Sunday morning was a game time call and we decided to switch up our location to somewhere a bit more remote. We arrived at the launch at 5:30 am and ended up being the only party to hunt the entire lake all day long. While motoring out in the early morning, we managed to kick up several wood ducks, teal and mallards, and the driver of the boat even managed to catch a teal with his bare hands after it hit him in the face while flushing up. When daylight broke, we were surrounded by thick fog and none of the birds we kicked up decided to fly back in. We had looks at two small flocks of ringnecks and managed one from each flock and a lone drake mallard. 

We didn't kill limits of ducks this weekend, but we had a great time in the blind and came home with some great stories!


----------



## LakeEffectMDHA (Dec 15, 2011)

Thanks for the update, feel free to post some photos if you can!


----------



## bc21 (Dec 15, 2010)

Posted using Outdoor Hub Campfire


----------



## Puddler-Hunter (Aug 25, 2010)

Louie arrived early this morning and he thought he would enjoy the warm sunny day today before heading back on the road tomorrow evening to Clare County. We talked over the plans and Louie is excited to see some new areas he normally wouldn't be seen in. Should be an interesting few days.


----------



## LakeEffectMDHA (Dec 15, 2011)

Puddler-Hunter said:


> Louie arrived early this morning and he thought he would enjoy the warm sunny day today before heading back on the road tomorrow evening to Clare County. We talked over the plans and Louie is excited to see some new areas he normally wouldn't be seen in. Should be an interesting few days.


 
Thanks for the heads up!! Make sure and take lots of pictures and post them here on the thread with reports when you get a chance!


----------



## Puddler-Hunter (Aug 25, 2010)

Had a great weekend with Louie even though we had bluebird weather the entire time. I hunted with my partner Ed in Clare County this weekend who lives in the area. Our first day was friday the 11th and we decided we would do an easy walk in hunt, an area we both haven't hunted in at least 4 years. It was a gamble since it wasn't scouted and it can be a hit or miss spot. The morning was foggy and it was a bit tricky getting to our spot but we managed and set up shop with plenty of time for some coffee and conversation. After about twenty minutes into shooting time three birds screamed in low over the brush and landed straight into our decoys. We were standing at the time as they took us by complete surprise.
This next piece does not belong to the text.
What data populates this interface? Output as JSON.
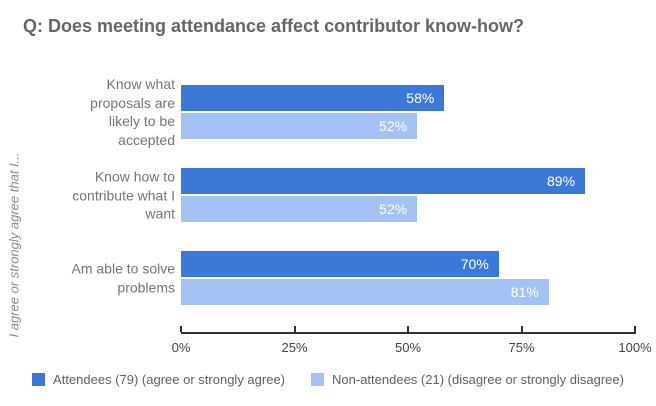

We ducked low into the brush but they never saw us. We both weren't sure what they were since it was still a bit dark and thick fog but I was quite positive they weren't mallards from their shape. After a little hesitation we jumped them up and Ed connected with his first shot. One of the other three flew to my side and I missed on my first shot but was able to connect on my second shot sending it just thirty feet to the side of me on dry ground. When I walked up to the duck I shot it was what i thought it was a pintail. They turned out to be the only birds we saw that morning but it was a great day and hunt since both of us had never shot a pintail before, a day for the memory books.

Louie fitting right in with his new friends









Louie brought us some good luck with our first ever pintails


















Day two saturday 10/12 we hunted a small inland lake a spot that we usually do well on the wood ducks. We had plenty of wood ducks and mallards flying around all morning. The mallards were very weary they seemed both call shy and decoy shy. The wood ducks were also staying out of gun range for the most part. We ended the morning with just two mallards. We went back to the same lake in the p.m. but in a different spot and we managed one wood duck, three ducks total for the day.



















Day three sunday 10/14 since we were seeing so many birds we hit the same lake in the morning. It's hard to leave an area when your'e seeing birds and we also knew we wouldn't be hunting it again this year so why not. Well we didn't see nearly the number of birds we were seeing. I only had one shooting chance and missed on a nice drake mallard locked and cupped right over the decoys. My partner had a few more chances and he was able to keep the skunk from happening. We ended up back at the walk in pothole for an evening hunt it was a beautiful evening. We jumped up two mallards walking in but they never returned and we didn't see any other ducks in the area. We did see quite a few geese flying over head heading for their evening feed but none wanted to stop in for a visit. 










Our only bird for the day









I'll be sending Louie out first thing tuesday morning we had fun having him around.


----------



## LakeEffectMDHA (Dec 15, 2011)

Thanks for the great photos and updates, we really appreciate it! Glad to see you had some luck with him!

Ryan


----------